For it is written that Abraham had two sons, one by a slave woman and one by a free woman. But the son of the slave was born according to the flesh, while the son of the free woman was born through promise. Now this may be interpreted allegorically: these women are two covenants. One is from Mount Sinai, bearing children for slavery; she is Hagar. (Gal 4:22-26)

What a legacy! Poor Hagar. I really feel for her. And yet she is in the Bible, which means God wants to communicate with us through her life and her experience.

Back in Genesis 16, when in despair and pain Hagar fled to the desert, the angel of the Lord says to her:

Behold, you are pregnant and shall bear a son. You shall call his name Ishmael, because the Lord has listened to your affliction.(v. 11)

Hagar calls God the name El Roi—“the God of seeing” or “the God who sees me”—because “Truly here I have seen him who looks after me” (v. 13). Her joy is the fact that he sees her. The angel of God also tells her to name her child Ishmael: “God hears”. For a lot of women, this is what we yearn for. To be seen. To be heard. To be understood.

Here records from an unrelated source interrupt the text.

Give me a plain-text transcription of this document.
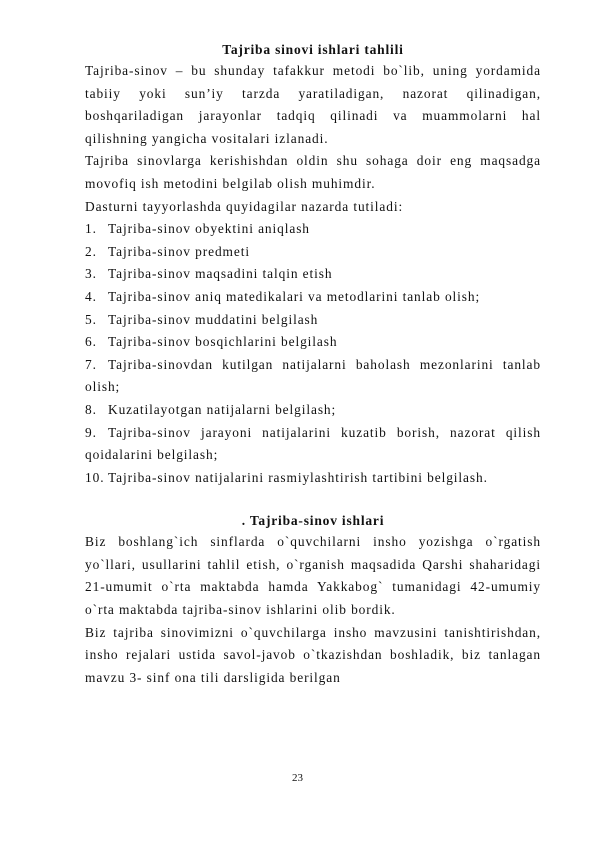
Tajriba sinovi ishlari tahlili

Tajriba-sinov – bu shunday tafakkur metodi bo`lib, uning yordamida tabiiy yoki sun’iy tarzda yaratiladigan, nazorat qilinadigan, boshqariladigan jarayonlar tadqiq qilinadi va muammolarni hal qilishning yangicha vositalari izlanadi.

Tajriba sinovlarga kerishishdan oldin shu sohaga doir eng maqsadga movofiq ish metodini belgilab olish muhimdir.

Dasturni tayyorlashda quyidagilar nazarda tutiladi:

1. Tajriba-sinov obyektini aniqlash
2. Tajriba-sinov predmeti
3. Tajriba-sinov maqsadini talqin etish
4. Tajriba-sinov aniq matedikalari va metodlarini tanlab olish;
5. Tajriba-sinov muddatini belgilash
6. Tajriba-sinov bosqichlarini belgilash
7. Tajriba-sinovdan kutilgan natijalarni baholash mezonlarini tanlab olish;
8. Kuzatilayotgan natijalarni belgilash;
9. Tajriba-sinov jarayoni natijalarini kuzatib borish, nazorat qilish qoidalarini belgilash;
10. Tajriba-sinov natijalarini rasmiylashtirish tartibini belgilash.

. Tajriba-sinov ishlari

Biz boshlang`ich sinflarda o`quvchilarni insho yozishga o`rgatish yo`llari, usullarini tahlil etish, o`rganish maqsadida Qarshi shaharidagi 21-umumit o`rta maktabda hamda Yakkabog` tumanidagi 42-umumiy o`rta maktabda tajriba-sinov ishlarini olib bordik.

Biz tajriba sinovimizni o`quvchilarga insho mavzusini tanishtirishdan, insho rejalari ustida savol-javob o`tkazishdan boshladik, biz tanlagan mavzu 3- sinf ona tili darsligida berilgan

23
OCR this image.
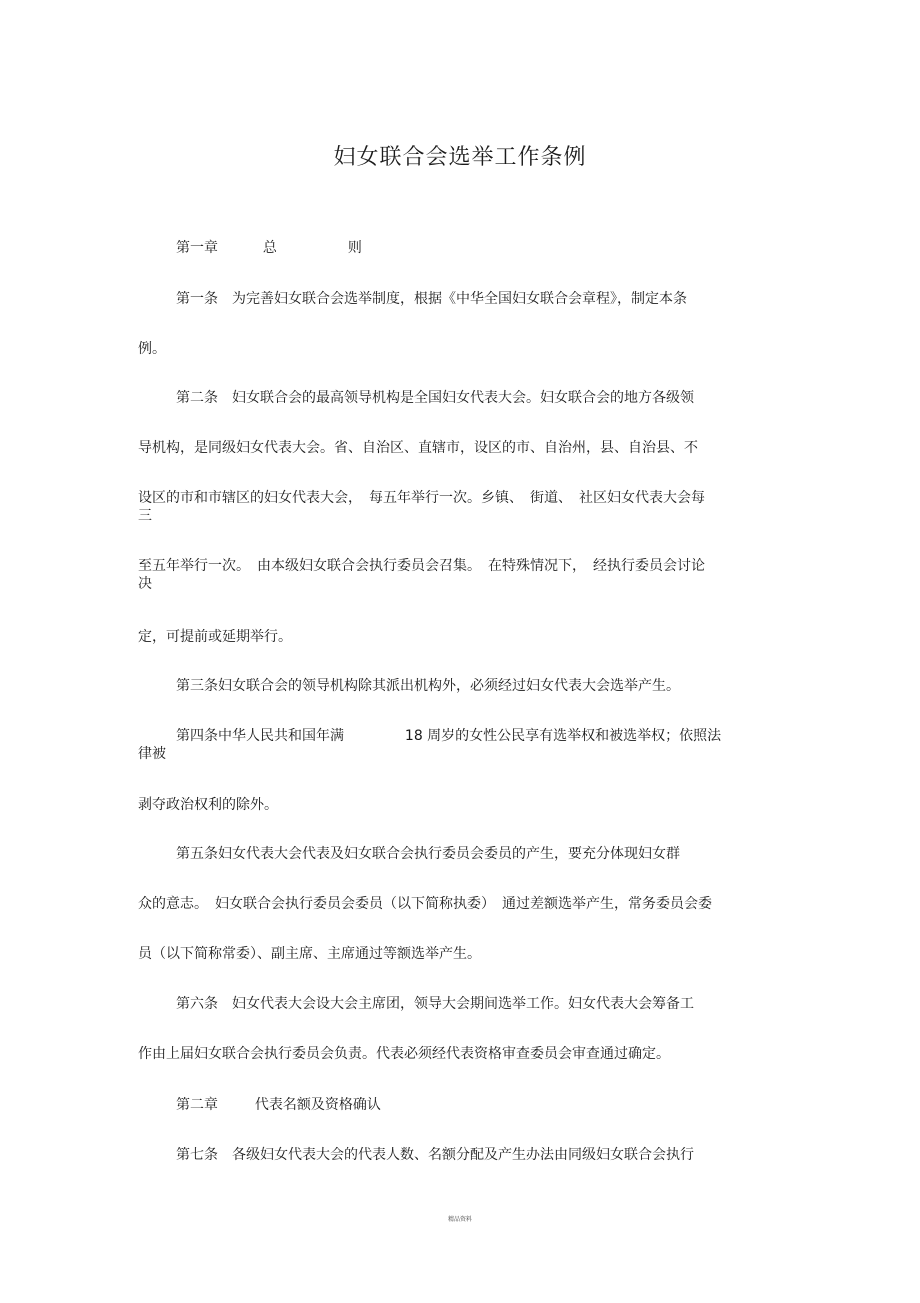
妇女联合会选举工作条例
第一章	总	则
第一条　为完善妇女联合会选举制度，根据《中华全国妇女联合会章程》，制定本条
例。
第二条　妇女联合会的最高领导机构是全国妇女代表大会。妇女联合会的地方各级领
导机构，是同级妇女代表大会。省、自治区、直辖市，设区的市、自治州，县、自治县、不
设区的市和市辖区的妇女代表大会，　每五年举行一次。乡镇、　街道、　社区妇女代表大会每
三
至五年举行一次。　由本级妇女联合会执行委员会召集。　在特殊情况下，　经执行委员会讨论
决
定，可提前或延期举行。
第三条妇女联合会的领导机构除其派出机构外，必须经过妇女代表大会选举产生。
第四条中华人民共和国年满	18 周岁的女性公民享有选举权和被选举权；依照法
律被
剥夺政治权利的除外。
第五条妇女代表大会代表及妇女联合会执行委员会委员的产生，要充分体现妇女群
众的意志。　妇女联合会执行委员会委员（以下简称执委）　通过差额选举产生，常务委员会委
员（以下简称常委）、副主席、主席通过等额选举产生。
第六条　妇女代表大会设大会主席团，领导大会期间选举工作。妇女代表大会筹备工
作由上届妇女联合会执行委员会负责。代表必须经代表资格审查委员会审查通过确定。
第二章	代表名额及资格确认
第七条　各级妇女代表大会的代表人数、名额分配及产生办法由同级妇女联合会执行
精品资料
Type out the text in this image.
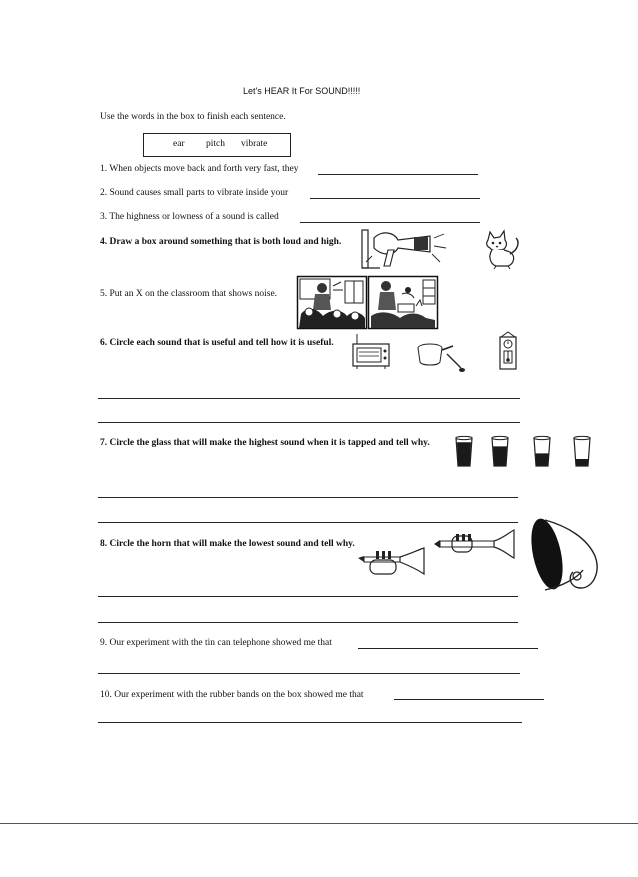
Let's HEAR It For SOUND!!!!!
Use the words in the box to finish each sentence.
ear pitch vibrate
1. When objects move back and forth very fast, they
2. Sound causes small parts to vibrate inside your
3. The highness or lowness of a sound is called
4. Draw a box around something that is both loud and high.
5. Put an X on the classroom that shows noise.
6. Circle each sound that is useful and tell how it is useful.
7. Circle the glass that will make the highest sound when it is tapped and tell why.
8. Circle the horn that will make the lowest sound and tell why.
9. Our experiment with the tin can telephone showed me that
10. Our experiment with the rubber bands on the box showed me that
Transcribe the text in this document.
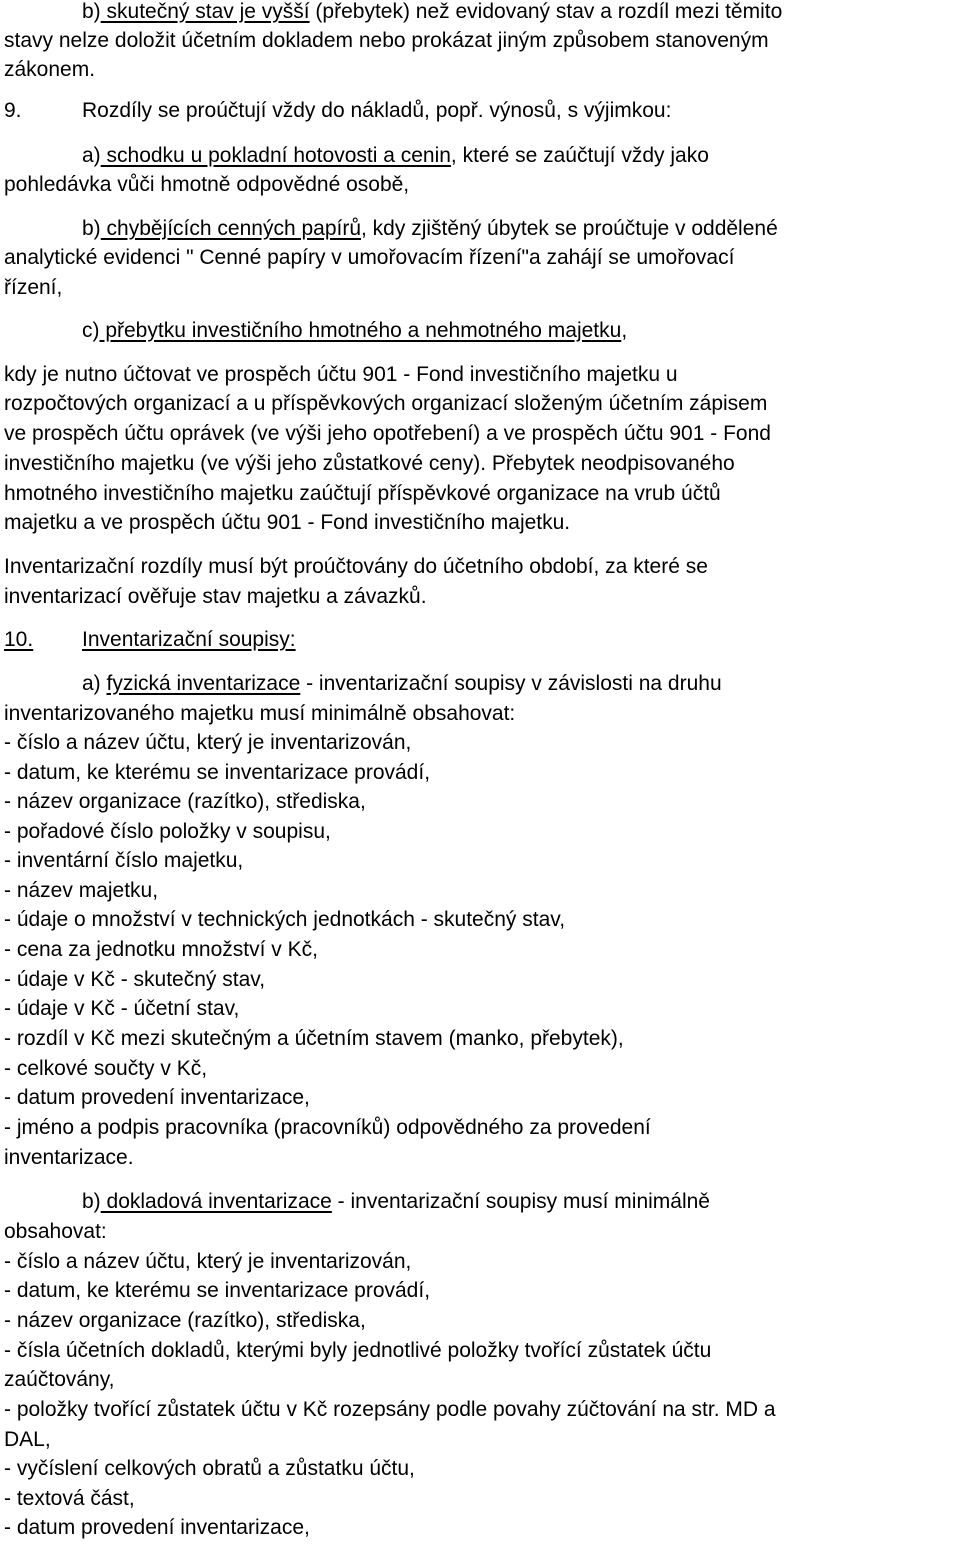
b) skutečný stav je vyšší (přebytek) než evidovaný stav a rozdíl mezi těmito
stavy nelze doložit účetním dokladem nebo prokázat jiným způsobem stanoveným
zákonem.
9.	Rozdíly se proúčtují vždy do nákladů, popř. výnosů, s výjimkou:
a) schodku u pokladní hotovosti a cenin, které se zaúčtují vždy jako
pohledávka vůči hmotně odpovědné osobě,
b) chybějících cenných papírů, kdy zjištěný úbytek se proúčtuje v oddělené
analytické evidenci " Cenné papíry v umořovacím řízení"a zahájí se umořovací
řízení,
c) přebytku investičního hmotného a nehmotného majetku,
kdy je nutno účtovat ve prospěch účtu 901 - Fond investičního majetku u
rozpočtových organizací a u příspěvkových organizací složeným účetním zápisem
ve prospěch účtu oprávek (ve výši jeho opotřebení) a ve prospěch účtu 901 - Fond
investičního majetku (ve výši jeho zůstatkové ceny). Přebytek neodpisovaného
hmotného investičního majetku zaúčtují příspěvkové organizace na vrub účtů
majetku a ve prospěch účtu 901 - Fond investičního majetku.
Inventarizační rozdíly musí být proúčtovány do účetního období, za které se
inventarizací ověřuje stav majetku a závazků.
10. Inventarizační soupisy:
a) fyzická inventarizace - inventarizační soupisy v závislosti na druhu
inventarizovaného majetku musí minimálně obsahovat:
- číslo a název účtu, který je inventarizován,
- datum, ke kterému se inventarizace provádí,
- název organizace (razítko), střediska,
- pořadové číslo položky v soupisu,
- inventární číslo majetku,
- název majetku,
- údaje o množství v technických jednotkách - skutečný stav,
- cena za jednotku množství v Kč,
- údaje v Kč - skutečný stav,
- údaje v Kč - účetní stav,
- rozdíl v Kč mezi skutečným a účetním stavem (manko, přebytek),
- celkové součty v Kč,
- datum provedení inventarizace,
- jméno a podpis pracovníka (pracovníků) odpovědného za provedení
inventarizace.
b) dokladová inventarizace - inventarizační soupisy musí minimálně
obsahovat:
- číslo a název účtu, který je inventarizován,
- datum, ke kterému se inventarizace provádí,
- název organizace (razítko), střediska,
- čísla účetních dokladů, kterými byly jednotlivé položky tvořící zůstatek účtu
zaúčtovány,
- položky tvořící zůstatek účtu v Kč rozepsány podle povahy zúčtování na str. MD a
DAL,
- vyčíslení celkových obratů a zůstatku účtu,
- textová část,
- datum provedení inventarizace,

Hagar was alone in the wilderness, used and mistreated. Her past was marked with suffering and frustration; her future was uncertain. There are many of us who can empathize with this. Most of us have lives that wax and wane between pretty ordinary to quite good to relatively rubbish and back to okay again. Some of us have pasts marred by unspeakable pain. Some of us are facing a fearful future. But what marks us, as it marked Hagar, is an interaction with the God who sees us.

He hears us. He sees us. He has a future for us. He has a part for us to play in his plan. If this is all I can say for my life—I have seen the God who sees me—then the rest of my life pales in comparison.

Perhaps this is what some of the women who met Jesus thought. Just like Rahab, Tamar and Ruth, there are women in the New Testament who leave a lasting legacy. Jesus’ mother Mary is the epitome of faith and obedience. Mary Magdalene was a woman of strength, one of Jesus’ most important disciples, and the person to whom Jesus first reveals himself after the resurrection. Even the Samaritan woman at the well in John 11 is credited as being the first evangelist.

But what about the Syrophoenician woman of Mathew 15:21-28? What about the bleeding woman in Luke 8:43-48? What about the widow whose son Jesus’ raised from the dead in Luke 7:11-17? None of these women even have names recorded. None of them have a lasting legacy; they appear in the story as incidental characters and disappear just as quickly. But all of them had an encounter with the living God that changed their lives.

My life will play out as God wills it. Who knows what will happen? Maybe my children will have a million kids who found a dynasty somewhere. Maybe I’ll end up being an example of something old and superseded. Maybe I’ll be an incidental character in someone else’s story. But if my life carries the same legacy as Hagar, then I am happy. I have seen the God who sees me.

Not all of us will be a Tamar or a Ruth, a Rahab or a Mary. Most of us are a Hagar or a Syrophoenican woman, living ordinary lives. But God has reached out to us through his Son and Spirit. He sees us. He hears us. He gets us. It is a wondrous and beautiful thing to be known by the One that made everything and holds everything together. It was an encounter that changed my life. Has it changed yours?